Sine qua non

A friend of mine questioned my ICU DNR habits, because in reality, there are some patients that turn around, and for the most part, when DNR orders are written, patients get less care. I wouldn't say poorer or substandard. It's not true. Less care, yes, because we focus away from curative things just by the nature of the DNR order, almost reflexively. It's not overt. It's simple things, like the knowledge that if we take out the ET tube, we're not putting it back in.

I feel very strongly about this, and I think there's a good sine qua non for a patient that needs a code status change: if I can go home and sleep at night and feel good about the result, even when the patient's dead, then that's a good DNR. I did my best, and life is what it is.

If I feel there's still an avenue to pursue or a treatment untried, then I'll try it. If a patient's in the ICU, the rule I use is that there's nothing I won't try in the first 72 hours.

But if it's >72 hours and the patient's knocking on death's door, I'm willing to say I've done my best. And to this day, I only have one regret. It was a patient in neutropenic sepsis. By the time the patient got to the unit, the BP was in the 50's and was seconds away from coding. I couldn't get the patient through to the morning. If I can't get a patient 24 hours, just one damn day, then what am I doing?
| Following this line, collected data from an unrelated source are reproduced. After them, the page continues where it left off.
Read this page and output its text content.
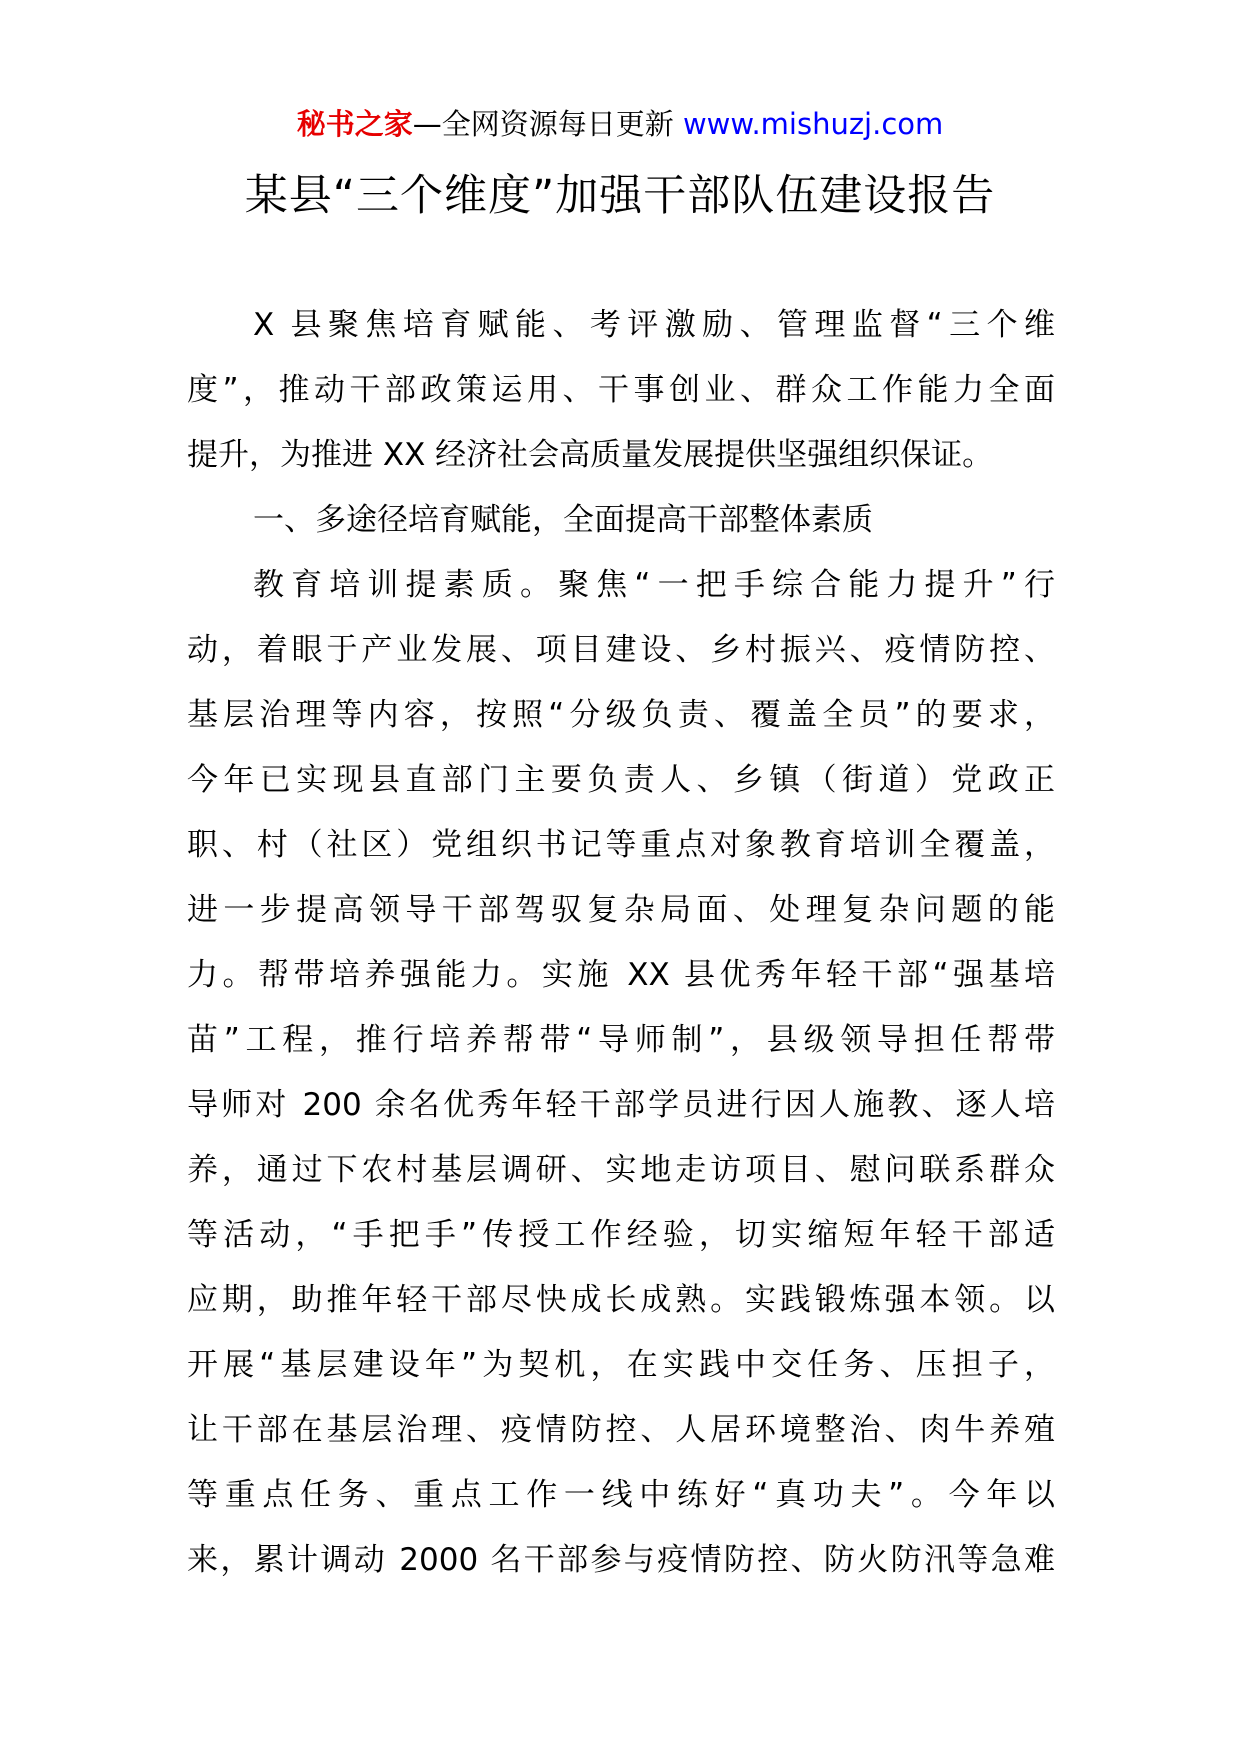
秘书之家—全网资源每日更新 www.mishuzj.com
某县“三个维度”加强干部队伍建设报告
X 县聚焦培育赋能、考评激励、管理监督“三个维
度”，推动干部政策运用、干事创业、群众工作能力全面
提升，为推进 XX 经济社会高质量发展提供坚强组织保证。
一、多途径培育赋能，全面提高干部整体素质
教育培训提素质。聚焦“一把手综合能力提升”行
动，着眼于产业发展、项目建设、乡村振兴、疫情防控、
基层治理等内容，按照“分级负责、覆盖全员”的要求，
今年已实现县直部门主要负责人、乡镇（街道）党政正
职、村（社区）党组织书记等重点对象教育培训全覆盖，
进一步提高领导干部驾驭复杂局面、处理复杂问题的能
力。帮带培养强能力。实施 XX 县优秀年轻干部“强基培
苗”工程，推行培养帮带“导师制”，县级领导担任帮带
导师对 200 余名优秀年轻干部学员进行因人施教、逐人培
养，通过下农村基层调研、实地走访项目、慰问联系群众
等活动，“手把手”传授工作经验，切实缩短年轻干部适
应期，助推年轻干部尽快成长成熟。实践锻炼强本领。以
开展“基层建设年”为契机，在实践中交任务、压担子，
让干部在基层治理、疫情防控、人居环境整治、肉牛养殖
等重点任务、重点工作一线中练好“真功夫”。今年以
来，累计调动 2000 名干部参与疫情防控、防火防汛等急难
The patient hit the unit at 11PM. I asked for a code status change at 3AM. I asked to withdraw care at 5AM. And I went home at 9AM, and once I got home, I started cursing and throwing things. Just 24 hours. I couldn't even do that. What about Xigris, different antibiotics, an antifungal, more aggressive fluids? What I did wasn't malpractice. I took excellent care of her. I doubt that there's anything I could've done to save her. But I didn't care about saving her. I just wanted to give her one more day.

So I think when it comes to DNR, you need to find your line in the sand. Whatever you can live with.